My chaotic French learning journey

Learning French was chaotic for me from the very beginning.

I started at university simply because we had to take an additional language. At the time, I already knew English well, was taking German classes, and at home, I was trying to discover a bit of Korean. So among Italian, Spanish, and French, I chose French — apparently it was considered a hard language, and I wanted to be challenged.

We had a very strict teacher. She treated pronunciation like a matter of life and death. We repeated words and sentences after her, read texts aloud, and were expected to know every sound perfectly.

I did not really enjoy it at the beginning — but today I am genuinely thankful to her every single day. That foundation took a lot of the burden off my shoulders later on.

I completed two semesters with her. We did not progress much in grammar or vocabulary, but I thought everything was fine.

Then the next school year arrived, and everything fell apart. A new teacher, a new curriculum — and suddenly my class was a mix of people who had studied French for five years as children, people who spoke it perfectly but claimed they had forgotten everything, and then us — students with two semesters of a not particularly intense course behind us.

I got demotivated and stopped going. Instead, I found a language school.

And then it got really chaotic.

As in any group class anywhere, you always find people who know much more than they admit, or much less — and either way, the pace never feels right.

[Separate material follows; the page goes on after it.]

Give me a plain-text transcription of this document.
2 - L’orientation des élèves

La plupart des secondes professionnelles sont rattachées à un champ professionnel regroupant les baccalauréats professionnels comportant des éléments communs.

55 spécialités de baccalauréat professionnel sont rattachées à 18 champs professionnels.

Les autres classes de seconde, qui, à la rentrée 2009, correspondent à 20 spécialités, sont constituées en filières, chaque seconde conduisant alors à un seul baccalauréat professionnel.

For two years, I was in and out of classes, changing groups, skipping when it got too hard, slacking when it got too easy, until one day I decided it was a waste of money and quit French completely.

It was another year or two before I tried again — this time with one-to-one online lessons.

Even though I passed the entrance exam at A2+ to B1 level, I had clearly missed important foundations along the way. My teacher was frustrated having to cover basics with me; I was frustrated being stuck at A2 seemingly forever, and that combination was never going to work. So as you might guess — I stopped again.

When I had time, I would listen to podcasts for intermediate learners or do some exercises online. Nothing consistent. Nothing that really moved the needle.

It was about three or four years ago that I finally said — enough. No more inconsistency that leads nowhere.

I started taking lessons seriously on Italki. But being someone who is interested in everything, I ended up booking three to four lessons per week — one English, one German, one Korean, one French. All at the same time.

It was honestly a lot of fun. I have so many good memories of those teachers. But it was also a slightly insane thing to do, and after more than six months of keeping that pace, I crashed.

I am a piano teacher, so I taught from early afternoon onwards. That meant mornings were free for lessons, homework, and YouTube rabbit holes. I was not some carefree person with no responsibilities — I just genuinely believed I could do it all.

Spreading yourself across four languages simultaneously means you do not truly progress in any of them. I kept English going just to maintain it — I passed my Cambridge FCE at eighteen and did not want to lose the skill. Korean was pure passion. German carried a sentimental weight from childhood. And French? French I had simply chosen as a university challenge. No emotional attachment, no deep reason — just stubbornness.

Pronunciation never scared me. Reading French felt natural. But stringing three sentences together without losing my vocabulary, without freezing, without overcomplicating everything — that was another story.

As my boyfriend likes to say, you are a masochist.

He is probably right. I am just trying not to admit it.